Memory Allocator

This document describes the design and implementation of the LRU cache-based memory allocator used in the project.

Architecture

The memory allocator consists of the following components:

graph TD
    A[Memory Allocator] --> B[CPU Allocator]
    A --> C[CUDA Allocator]
    B --> D[LRU Cache]
    B --> E[Reference Counter]
    C --> F[CUDA LRU Cache]
    C --> G[CUDA Reference Counter]

Core Components

1. Allocator Trait

pub trait Allocator {
    fn allocate(&mut self, layout: Layout, device_id: usize) -> Result<*mut u8, TensorError>;
    fn deallocate(&mut self, ptr: *mut u8, layout: &Layout, device_id: usize);
    fn insert_ptr(&mut self, ptr: *mut u8, device_id: usize);
    fn clear(&mut self);
}

2. Storage Trait

pub trait Storage {
    fn increment_ref(&mut self, ptr: SafePtr);
    fn decrement_ref(&mut self, ptr: SafePtr) -> bool;
}

Memory Management Strategy

LRU Cache Strategy

Allocation Process:
- Check if memory with the same layout exists in cache
- If found, retrieve from cache
- If not found, allocate new memory
- If cache is full, free least recently used memory
Deallocation Process:
- Decrease reference count
- When reference count reaches 0:
  - Remove from allocated set
  - Put memory into cache
  - If cache is full, free least recently used memory

Reference Counting

Uses HashMap to store reference counts for each pointer
Manages references through increment_ref and decrement_ref
Automatically recycles memory when reference count reaches 0

Safety Considerations

Thread Safety:
- Global state protected by Mutex
- SafePtr implements Send and Sync traits
Memory Safety:
- Automatic null pointer checks
- Prevention of double-free
- Automatic cleanup of all memory on program exit

Usage Examples

CPU Memory Allocation

let mut allocator = CACHE.lock().unwrap();
let layout = Layout::from_size_align(size, align).unwrap();
let ptr = allocator.allocate(layout, 0)?;

CUDA Memory Allocation

let mut allocator = CUDA_CACHE.lock().unwrap();
let layout = Layout::from_size_align(size, align).unwrap();
let (ptr, device) = allocator.allocate(layout, device_id)?;

Implementation Details

Global Cache

The allocator uses a global cache to manage memory lifetime.
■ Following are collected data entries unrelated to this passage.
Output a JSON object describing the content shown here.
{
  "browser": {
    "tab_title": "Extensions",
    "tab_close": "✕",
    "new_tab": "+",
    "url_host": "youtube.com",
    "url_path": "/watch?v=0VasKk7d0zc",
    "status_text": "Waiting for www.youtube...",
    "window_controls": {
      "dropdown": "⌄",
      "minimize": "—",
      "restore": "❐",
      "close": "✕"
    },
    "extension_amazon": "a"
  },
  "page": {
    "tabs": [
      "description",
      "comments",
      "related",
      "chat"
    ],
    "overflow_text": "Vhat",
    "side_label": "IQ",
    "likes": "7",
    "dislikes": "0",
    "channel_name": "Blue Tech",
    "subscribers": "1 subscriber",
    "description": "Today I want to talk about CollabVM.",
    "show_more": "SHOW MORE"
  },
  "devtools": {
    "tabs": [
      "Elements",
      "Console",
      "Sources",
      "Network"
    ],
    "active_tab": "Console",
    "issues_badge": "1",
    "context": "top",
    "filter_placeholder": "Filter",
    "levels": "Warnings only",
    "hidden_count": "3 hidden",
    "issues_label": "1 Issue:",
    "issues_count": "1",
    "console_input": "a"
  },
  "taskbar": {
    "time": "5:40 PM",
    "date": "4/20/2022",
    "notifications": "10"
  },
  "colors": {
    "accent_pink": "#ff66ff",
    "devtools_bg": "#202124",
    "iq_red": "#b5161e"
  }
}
See implementation here.

Memory Pool

Memory pools are used to reduce allocation overhead:

pub struct MemoryPool {
    cache: LRUCache<Layout, Vec<*mut u8>>,
    allocated: HashSet<*mut u8>,
    ref_count: HashMap<*mut u8, usize>,
}

Best Practices

Memory Leak Prevention:
- Ensure proper reference count management
- Use RAII pattern for resource management
- Check for leaks on program exit
Performance Optimization:
- Use LRU cache to reduce allocation overhead
- Minimize memory fragmentation
- Batch allocations when possible